L’ex-président sud-coréen Yoon Suk Yeol, destitué pour avoir brièvement déclaré la loi martiale en décembre 2024, sera jugé le 19 février pour insurrection. S’il est déclaré coupable, il sera quasi certainement condamné à mort ou à la prison à perpétuité.
L’AFP revient sur ce qui l’attend ainsi que sur les peines déjà prononcées ou à venir contre lui et ses collaborateurs.
De quoi est-il accusé ?
Yoon Suk Yeol, 65 ans, a plongé le pays dans une grave crise politique la nuit du 3 décembre 2024 lorsqu’il a déclaré par surprise la loi martiale à la télévision, envoyant des soldats au Parlement pour le réduire au silence.
Son coup de force n’a duré que six heures, car un nombre suffisant de députés est parvenu à se faufiler dans l’hémicycle pour voter contre.
L’ancien dirigeant conservateur a ensuite été successivement suspendu par l’Assemblée nationale, arrêté, puis destitué en avril 2025 par la Cour constitutionnelle.

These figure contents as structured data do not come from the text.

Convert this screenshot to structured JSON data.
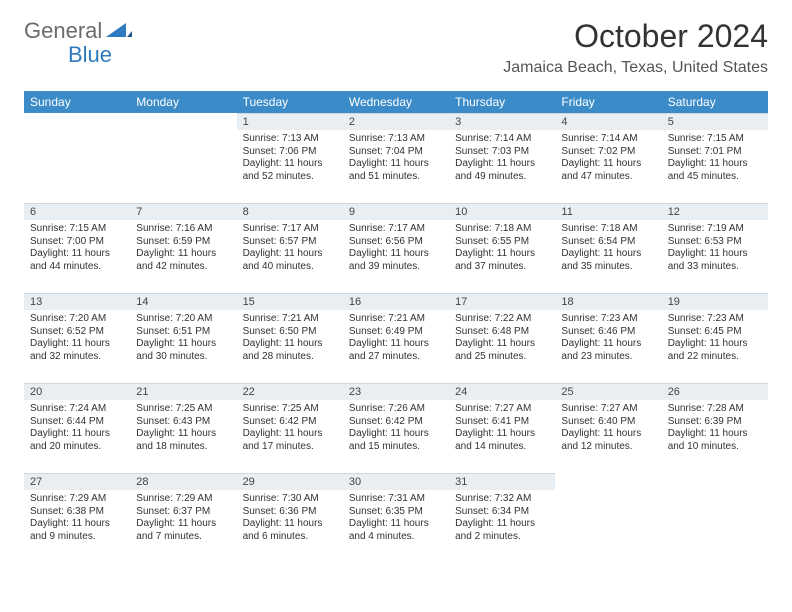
{
  "brand": {
    "part1": "General",
    "part2": "Blue"
  },
  "title": "October 2024",
  "location": "Jamaica Beach, Texas, United States",
  "colors": {
    "header_bg": "#3b8bc8",
    "header_text": "#ffffff",
    "daynum_bg": "#e8eef2",
    "text": "#333333",
    "brand_gray": "#6b6b6b",
    "brand_blue": "#2f7bbf",
    "page_bg": "#ffffff"
  },
  "weekdays": [
    "Sunday",
    "Monday",
    "Tuesday",
    "Wednesday",
    "Thursday",
    "Friday",
    "Saturday"
  ],
  "weeks": [
    [
      null,
      null,
      {
        "d": "1",
        "sr": "7:13 AM",
        "ss": "7:06 PM",
        "dl": "11 hours and 52 minutes."
      },
      {
        "d": "2",
        "sr": "7:13 AM",
        "ss": "7:04 PM",
        "dl": "11 hours and 51 minutes."
      },
      {
        "d": "3",
        "sr": "7:14 AM",
        "ss": "7:03 PM",
        "dl": "11 hours and 49 minutes."
      },
      {
        "d": "4",
        "sr": "7:14 AM",
        "ss": "7:02 PM",
        "dl": "11 hours and 47 minutes."
      },
      {
        "d": "5",
        "sr": "7:15 AM",
        "ss": "7:01 PM",
        "dl": "11 hours and 45 minutes."
      }
    ],
    [
      {
        "d": "6",
        "sr": "7:15 AM",
        "ss": "7:00 PM",
        "dl": "11 hours and 44 minutes."
      },
      {
        "d": "7",
        "sr": "7:16 AM",
        "ss": "6:59 PM",
        "dl": "11 hours and 42 minutes."
      },
      {
        "d": "8",
        "sr": "7:17 AM",
        "ss": "6:57 PM",
        "dl": "11 hours and 40 minutes."
      },
      {
        "d": "9",
        "sr": "7:17 AM",
        "ss": "6:56 PM",
        "dl": "11 hours and 39 minutes."
      },
      {
        "d": "10",
        "sr": "7:18 AM",
        "ss": "6:55 PM",
        "dl": "11 hours and 37 minutes."
      },
      {
        "d": "11",
        "sr": "7:18 AM",
        "ss": "6:54 PM",
        "dl": "11 hours and 35 minutes."
      },
      {
        "d": "12",
        "sr": "7:19 AM",
        "ss": "6:53 PM",
        "dl": "11 hours and 33 minutes."
      }
    ],
    [
      {
        "d": "13",
        "sr": "7:20 AM",
        "ss": "6:52 PM",
        "dl": "11 hours and 32 minutes."
      },
      {
        "d": "14",
        "sr": "7:20 AM",
        "ss": "6:51 PM",
        "dl": "11 hours and 30 minutes."
      },
      {
        "d": "15",
        "sr": "7:21 AM",
        "ss": "6:50 PM",
        "dl": "11 hours and 28 minutes."
      },
      {
        "d": "16",
        "sr": "7:21 AM",
        "ss": "6:49 PM",
        "dl": "11 hours and 27 minutes."
      },
      {
        "d": "17",
        "sr": "7:22 AM",
        "ss": "6:48 PM",
        "dl": "11 hours and 25 minutes."
      },
      {
        "d": "18",
        "sr": "7:23 AM",
        "ss": "6:46 PM",
        "dl": "11 hours and 23 minutes."
      },
      {
        "d": "19",
        "sr": "7:23 AM",
        "ss": "6:45 PM",
        "dl": "11 hours and 22 minutes."
      }
    ],
    [
      {
        "d": "20",
        "sr": "7:24 AM",
        "ss": "6:44 PM",
        "dl": "11 hours and 20 minutes."
      },
      {
        "d": "21",
        "sr": "7:25 AM",
        "ss": "6:43 PM",
        "dl": "11 hours and 18 minutes."
      },
      {
        "d": "22",
        "sr": "7:25 AM",
        "ss": "6:42 PM",
        "dl": "11 hours and 17 minutes."
      },
      {
        "d": "23",
        "sr": "7:26 AM",
        "ss": "6:42 PM",
        "dl": "11 hours and 15 minutes."
      },
      {
        "d": "24",
        "sr": "7:27 AM",
        "ss": "6:41 PM",
        "dl": "11 hours and 14 minutes."
      },
      {
        "d": "25",
        "sr": "7:27 AM",
        "ss": "6:40 PM",
        "dl": "11 hours and 12 minutes."
      },
      {
        "d": "26",
        "sr": "7:28 AM",
        "ss": "6:39 PM",
        "dl": "11 hours and 10 minutes."
      }
    ],
    [
      {
        "d": "27",
        "sr": "7:29 AM",
        "ss": "6:38 PM",
        "dl": "11 hours and 9 minutes."
      },
      {
        "d": "28",
        "sr": "7:29 AM",
        "ss": "6:37 PM",
        "dl": "11 hours and 7 minutes."
      },
      {
        "d": "29",
        "sr": "7:30 AM",
        "ss": "6:36 PM",
        "dl": "11 hours and 6 minutes."
      },
      {
        "d": "30",
        "sr": "7:31 AM",
        "ss": "6:35 PM",
        "dl": "11 hours and 4 minutes."
      },
      {
        "d": "31",
        "sr": "7:32 AM",
        "ss": "6:34 PM",
        "dl": "11 hours and 2 minutes."
      },
      null,
      null
    ]
  ],
  "labels": {
    "sunrise": "Sunrise:",
    "sunset": "Sunset:",
    "daylight": "Daylight:"
  }
}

Détenu et au cœur de plusieurs procès, il est surtout accusé par les procureurs d’avoir mené une «insurrection» motivée par une «soif de pouvoir». La peine de mort a été requise.
Yoon Suk Yeol nie tout méfait, affirmant avoir agi pour «préserver la liberté» et rétablir l’ordre constitutionnel contre ce qu’il a qualifié de «dictature législative» de l’opposition majoritaire.

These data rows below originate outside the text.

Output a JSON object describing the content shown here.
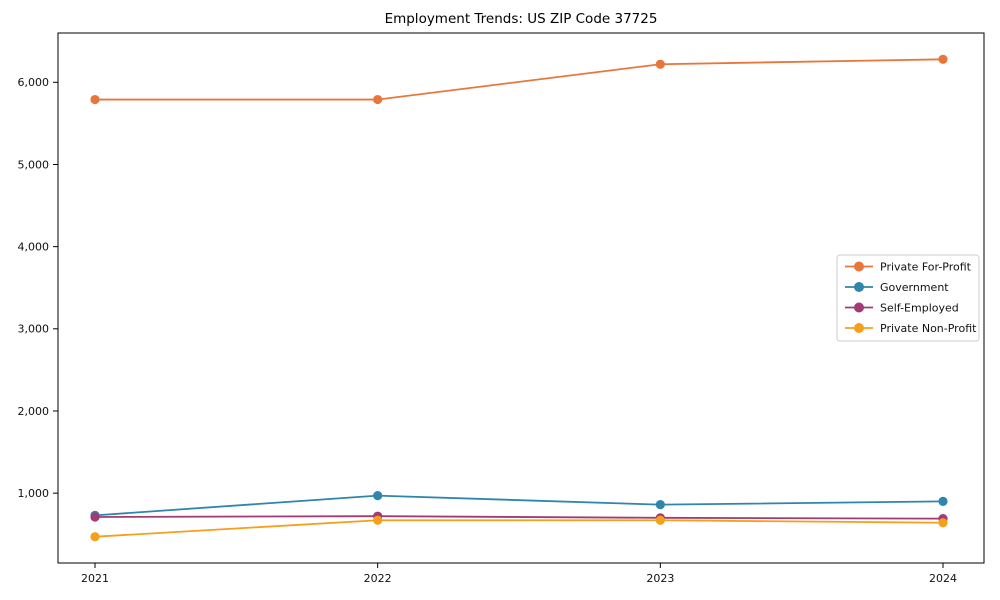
{
  "chart_data": {
    "type": "line",
    "title": "Employment Trends: US ZIP Code 37725",
    "xlabel": "",
    "ylabel": "",
    "x": [
      2021,
      2022,
      2023,
      2024
    ],
    "x_tick_labels": [
      "2021",
      "2022",
      "2023",
      "2024"
    ],
    "series": [
      {
        "name": "Private For-Profit",
        "color": "#E8763B",
        "values": [
          5790,
          5790,
          6220,
          6280
        ]
      },
      {
        "name": "Government",
        "color": "#2E86AB",
        "values": [
          730,
          970,
          860,
          900
        ]
      },
      {
        "name": "Self-Employed",
        "color": "#A23B72",
        "values": [
          710,
          720,
          700,
          690
        ]
      },
      {
        "name": "Private Non-Profit",
        "color": "#F5A01B",
        "values": [
          470,
          670,
          670,
          640
        ]
      }
    ],
    "y_ticks": [
      1000,
      2000,
      3000,
      4000,
      5000,
      6000
    ],
    "y_tick_labels": [
      "1,000",
      "2,000",
      "3,000",
      "4,000",
      "5,000",
      "6,000"
    ],
    "ylim": [
      150,
      6600
    ],
    "grid": false,
    "legend_position": "right-middle",
    "legend_entries": [
      "Private For-Profit",
      "Government",
      "Self-Employed",
      "Private Non-Profit"
    ],
    "axis_color": "#000000",
    "tick_label_color": "#111111",
    "marker": "circle"
  }
}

Pourrait-il être exécuté ?
La Corée du Sud maintient la peine capitale mais aucune exécution n’a eu lieu depuis 1997. Des dizaines de personnes croupissent dans le couloir de la mort.
La peine minimale pour insurrection est la réclusion à perpétuité, ce qui, selon l’avocat et commentateur politique Yoo Jung-hoon, serait l’issue la plus probable pour Yoon Suk Yeol.
Dans de rares cas, les juges peuvent recourir à une «atténuation discrétionnaire» pour alléger la sentence. Cependant, l’absence de plaidoyer de culpabilité ou de remords de la part de l’ex-président rend ce scénario peu plausible, d’après l’expert.
Il ajoute qu’un acquittement est «hautement improbable» au vu des preuves contre l’accusé.
Serait-il libéré en cas d’acquittement ?
Non. Yoon Suk Yeol resterait derrière les barreaux, puisqu’il a déjà été condamné à cinq ans de prison pour entrave à la justice et d’autres faits liés à son coup de force.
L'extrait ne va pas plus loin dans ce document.